Thousands find time to see falls named after lost man

WHEN she was younger, Dating Joville heard her parents say she shouldn’t go to the waterfalls in their barangay because a man named Aguinid had gone missing there.

Joville’s parents and other residents believed that the waterfalls in Barangay Tangbu, Samboan were under the control of a supernatural being.

According to Joville’s grandparents, Aguinid was a man who lived in an upland area near the falls. Sometime in the 1800s, he came down to get some firewood but disappeared after that.

Relatives looked for him but saw no trace, no body.

They believed, Joville said, that Aguinid had been taken by fairies and other supernatural beings.

Despite these stories, Joville and her siblings still go to the waterfalls to swim.

And what used to be a scary place for residents has turned into the most-visited eco-tourism site in the town today.

It is now called Aguinid Falls.

From Cebu City to Samboan (population: 18,613 as of 2010), a visitor needs to travel for 2.5 hours by bus to cover a 150-kilometer journey. Tangbu is two kilometers from the town’s poblacion or center.

Guest often just walk for five minutes from the national highway in Tangbu to the

falls, near the barangay hall.

For a P20 entrance fee, guests can trek, climb or swim the waterfalls. A tour guide can lead them to all five levels of the waterfalls, which stretch 100 meters at its most imposing point.

At the first level, five pools await. Rock climbing in the midst of a cool rush of water is offered at the second level. Trekking is encouraged from levels three to five, right up to the source.

Joville, 60, is now one of the tourist guides in the area.

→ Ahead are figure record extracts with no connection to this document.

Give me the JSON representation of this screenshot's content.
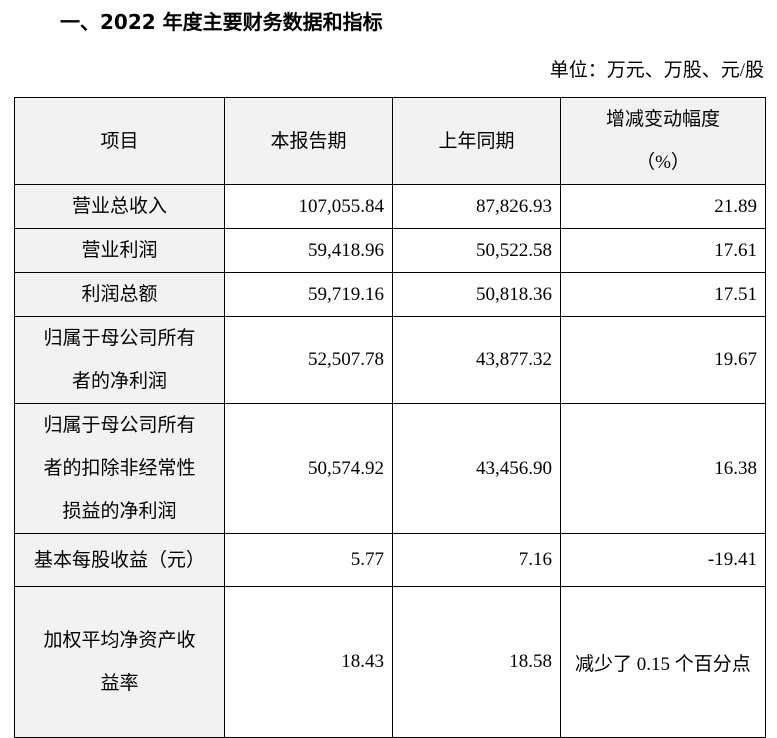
{
  "header": {
    "title": "一、2022 年度主要财务数据和指标",
    "unit": "单位：万元、万股、元/股"
  },
  "table": {
    "columns": [
      [
        "项目"
      ],
      [
        "本报告期"
      ],
      [
        "上年同期"
      ],
      [
        "增减变动幅度",
        "（%）"
      ]
    ],
    "rows": [
      [
        [
          "营业总收入"
        ],
        "107,055.84",
        "87,826.93",
        "21.89"
      ],
      [
        [
          "营业利润"
        ],
        "59,418.96",
        "50,522.58",
        "17.61"
      ],
      [
        [
          "利润总额"
        ],
        "59,719.16",
        "50,818.36",
        "17.51"
      ],
      [
        [
          "归属于母公司所有",
          "者的净利润"
        ],
        "52,507.78",
        "43,877.32",
        "19.67"
      ],
      [
        [
          "归属于母公司所有",
          "者的扣除非经常性",
          "损益的净利润"
        ],
        "50,574.92",
        "43,456.90",
        "16.38"
      ],
      [
        [
          "基本每股收益（元）"
        ],
        "5.77",
        "7.16",
        "-19.41"
      ],
      [
        [
          "加权平均净资产收",
          "益率"
        ],
        "18.43",
        "18.58",
        "减少了 0.15 个百分点"
      ]
    ]
  }
}
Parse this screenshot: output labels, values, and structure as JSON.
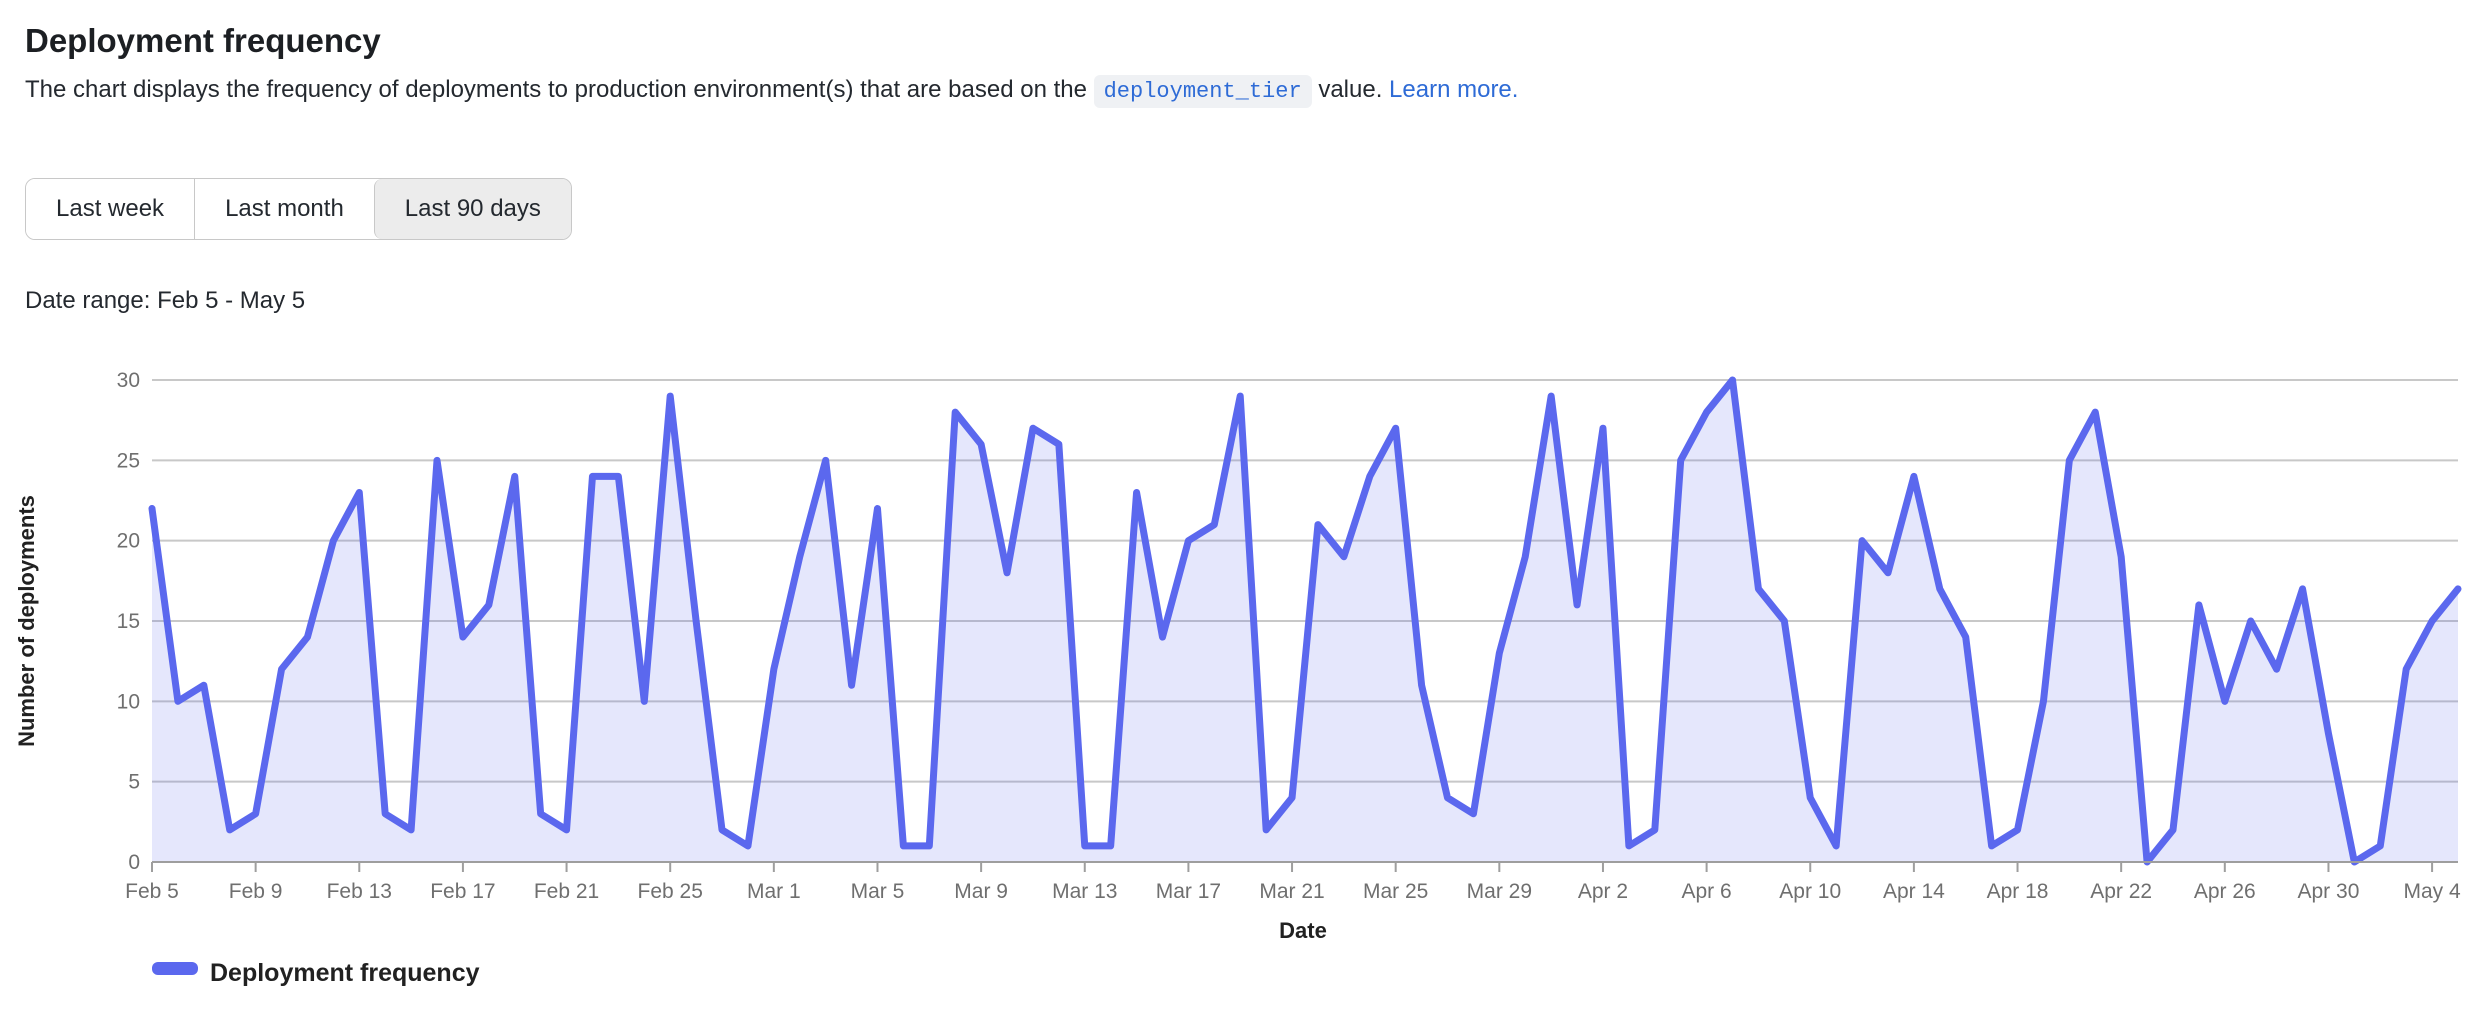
{
  "page": {
    "title": "Deployment frequency",
    "description_prefix": "The chart displays the frequency of deployments to production environment(s) that are based on the ",
    "code_chip": "deployment_tier",
    "description_suffix": " value. ",
    "link_text": "Learn more.",
    "date_range_label": "Date range: Feb 5 - May 5"
  },
  "time_range_buttons": [
    {
      "label": "Last week",
      "selected": false
    },
    {
      "label": "Last month",
      "selected": false
    },
    {
      "label": "Last 90 days",
      "selected": true
    }
  ],
  "chart_data": {
    "type": "area",
    "title": "Deployment frequency",
    "xlabel": "Date",
    "ylabel": "Number of deployments",
    "legend": [
      "Deployment frequency"
    ],
    "legend_position": "bottom-left",
    "grid": true,
    "ylim": [
      0,
      30
    ],
    "y_ticks": [
      0,
      5,
      10,
      15,
      20,
      25,
      30
    ],
    "x_label_every": 4,
    "x": [
      "Feb 5",
      "Feb 6",
      "Feb 7",
      "Feb 8",
      "Feb 9",
      "Feb 10",
      "Feb 11",
      "Feb 12",
      "Feb 13",
      "Feb 14",
      "Feb 15",
      "Feb 16",
      "Feb 17",
      "Feb 18",
      "Feb 19",
      "Feb 20",
      "Feb 21",
      "Feb 22",
      "Feb 23",
      "Feb 24",
      "Feb 25",
      "Feb 26",
      "Feb 27",
      "Feb 28",
      "Mar 1",
      "Mar 2",
      "Mar 3",
      "Mar 4",
      "Mar 5",
      "Mar 6",
      "Mar 7",
      "Mar 8",
      "Mar 9",
      "Mar 10",
      "Mar 11",
      "Mar 12",
      "Mar 13",
      "Mar 14",
      "Mar 15",
      "Mar 16",
      "Mar 17",
      "Mar 18",
      "Mar 19",
      "Mar 20",
      "Mar 21",
      "Mar 22",
      "Mar 23",
      "Mar 24",
      "Mar 25",
      "Mar 26",
      "Mar 27",
      "Mar 28",
      "Mar 29",
      "Mar 30",
      "Mar 31",
      "Apr 1",
      "Apr 2",
      "Apr 3",
      "Apr 4",
      "Apr 5",
      "Apr 6",
      "Apr 7",
      "Apr 8",
      "Apr 9",
      "Apr 10",
      "Apr 11",
      "Apr 12",
      "Apr 13",
      "Apr 14",
      "Apr 15",
      "Apr 16",
      "Apr 17",
      "Apr 18",
      "Apr 19",
      "Apr 20",
      "Apr 21",
      "Apr 22",
      "Apr 23",
      "Apr 24",
      "Apr 25",
      "Apr 26",
      "Apr 27",
      "Apr 28",
      "Apr 29",
      "Apr 30",
      "May 1",
      "May 2",
      "May 3",
      "May 4",
      "May 5"
    ],
    "values": [
      22,
      10,
      11,
      2,
      3,
      12,
      14,
      20,
      23,
      3,
      2,
      25,
      14,
      16,
      24,
      3,
      2,
      24,
      24,
      10,
      29,
      15,
      2,
      1,
      12,
      19,
      25,
      11,
      22,
      1,
      1,
      28,
      26,
      18,
      27,
      26,
      1,
      1,
      23,
      14,
      20,
      21,
      29,
      2,
      4,
      21,
      19,
      24,
      27,
      11,
      4,
      3,
      13,
      19,
      29,
      16,
      27,
      1,
      2,
      25,
      28,
      30,
      17,
      15,
      4,
      1,
      20,
      18,
      24,
      17,
      14,
      1,
      2,
      10,
      25,
      28,
      19,
      0,
      2,
      16,
      10,
      15,
      12,
      17,
      8,
      0,
      1,
      12,
      15,
      17
    ],
    "colors": {
      "line": "#5b68ee",
      "fill": "rgba(91,104,238,0.16)",
      "grid": "#c8c8c8",
      "axis": "#9e9e9e",
      "tick_text": "#6f6f6f",
      "accent_link": "#2e6bd6"
    }
  }
}
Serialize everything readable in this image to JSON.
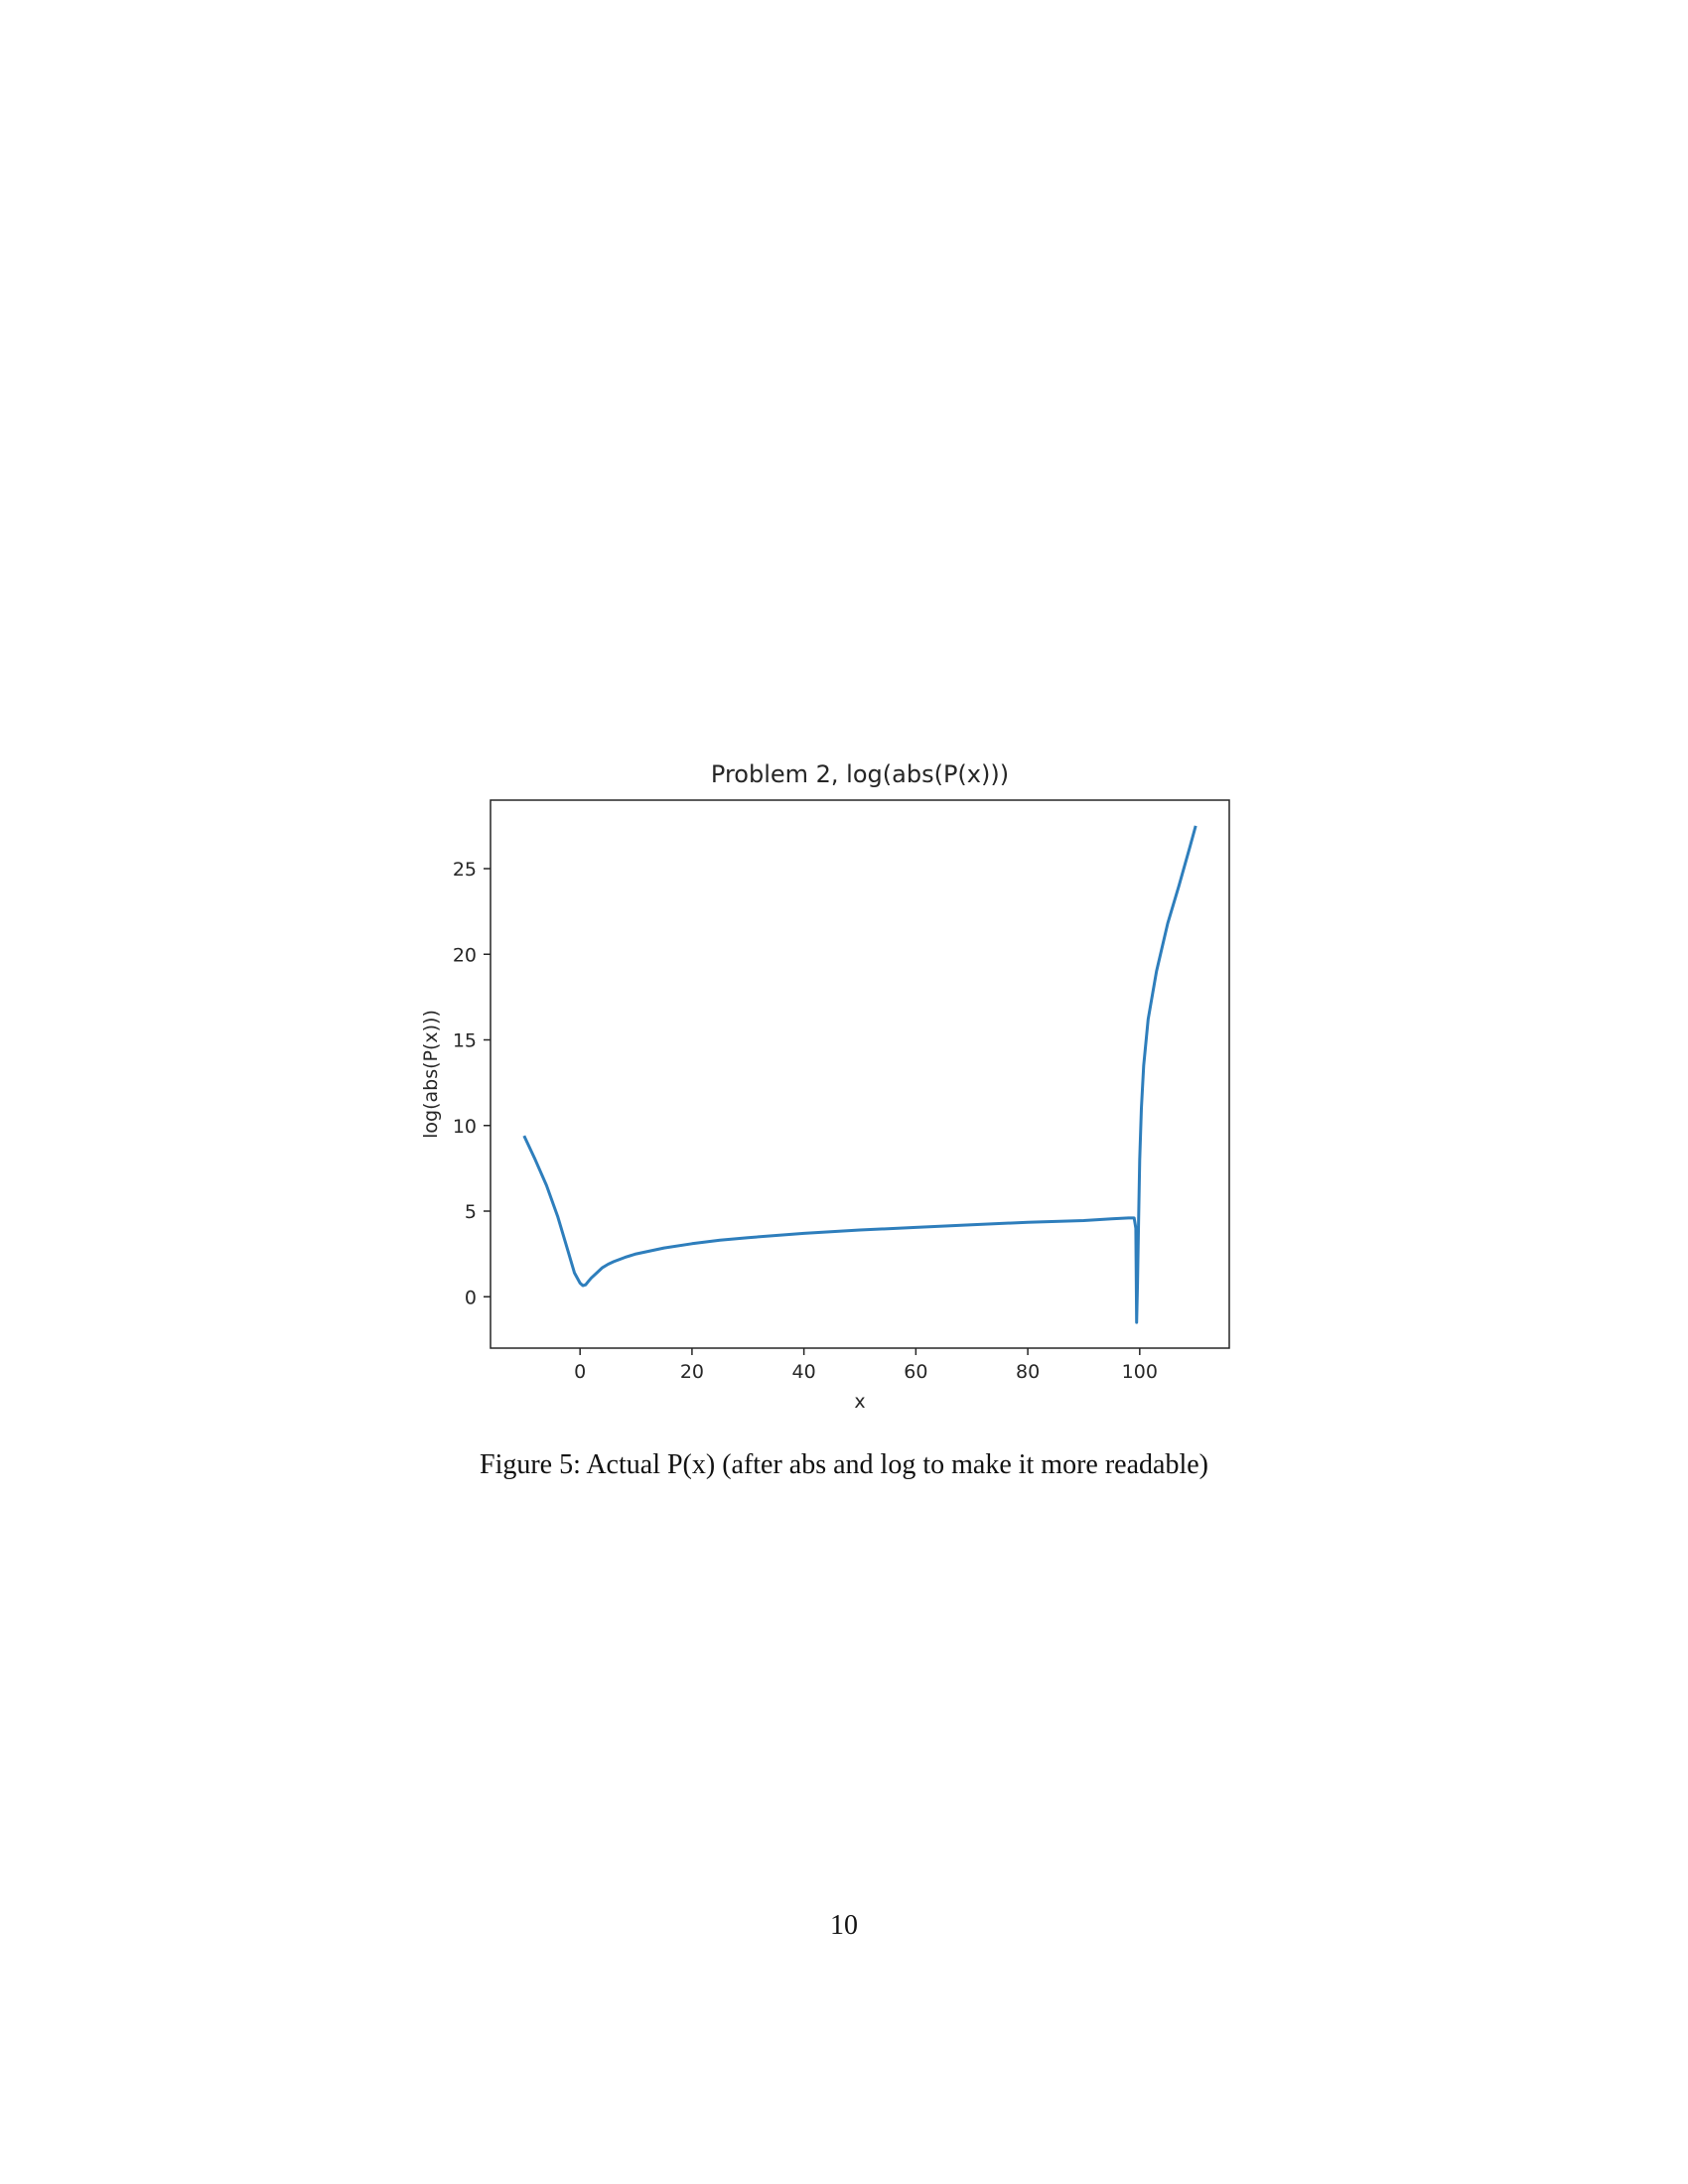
{
  "chart_data": {
    "type": "line",
    "title": "Problem 2, log(abs(P(x)))",
    "xlabel": "x",
    "ylabel": "log(abs(P(x)))",
    "xlim": [
      -16,
      116
    ],
    "ylim": [
      -3,
      29
    ],
    "xticks": [
      0,
      20,
      40,
      60,
      80,
      100
    ],
    "yticks": [
      0,
      5,
      10,
      15,
      20,
      25
    ],
    "grid": false,
    "color": "#2e7ebc",
    "series": [
      {
        "x": [
          -10,
          -8,
          -6,
          -4,
          -2,
          -1,
          0,
          0.5,
          1,
          1.5,
          2,
          3,
          4,
          5,
          6,
          8,
          10,
          15,
          20,
          25,
          30,
          40,
          50,
          60,
          70,
          80,
          90,
          95,
          98,
          99,
          99.3,
          99.45,
          99.6,
          99.8,
          100,
          100.3,
          100.7,
          101.5,
          103,
          105,
          107,
          109,
          110
        ],
        "y": [
          9.4,
          8.0,
          6.5,
          4.7,
          2.5,
          1.4,
          0.8,
          0.65,
          0.7,
          0.9,
          1.1,
          1.4,
          1.7,
          1.9,
          2.05,
          2.3,
          2.5,
          2.85,
          3.1,
          3.3,
          3.45,
          3.7,
          3.9,
          4.05,
          4.2,
          4.35,
          4.45,
          4.55,
          4.6,
          4.6,
          4.0,
          -1.5,
          0.8,
          4.5,
          8.0,
          11.0,
          13.5,
          16.2,
          19.0,
          21.8,
          24.0,
          26.3,
          27.5
        ]
      }
    ]
  },
  "caption": "Figure 5: Actual P(x) (after abs and log to make it more readable)",
  "page_number": "10"
}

“Amo standby dinhi naa nay tinguhaan (Our jobless residents now have a means of earning an income),” she said.

Samboan acting tourism officer Irwin Gamallo said they require a guide to accompany guests for safety and to inform them about prohibited acts while in the eco-tourism

site.

“Tour guides do not ask for fees but they accept tips,” he said.

Tangbu Barangay Captain Carolina Gamallo said the revenues are shared by the barangay and a people’s organization, and pay for the site’s maintenance.

Samboan Mayor Raymund Joseph Calderon said that the town recorded more than 22,000 tourist arrivals in Aguinid Falls for May alone.

Based on the data provided by the Samboan Tourism Office, tourist arrivals started rising in June 2014.

As of June 1, 2015, a total of 57,464 tourists have visited Samboan’s waterfalls so far.

Ritche Padin, 32, a guide, said the interest in Aguinid Falls is a great help to him for there are no companies in town where he could otherwise work.

Another tourist guide, Francisco Tanchio Jr., 34, said that some residents also rely on the waterfalls as a source of drinking water.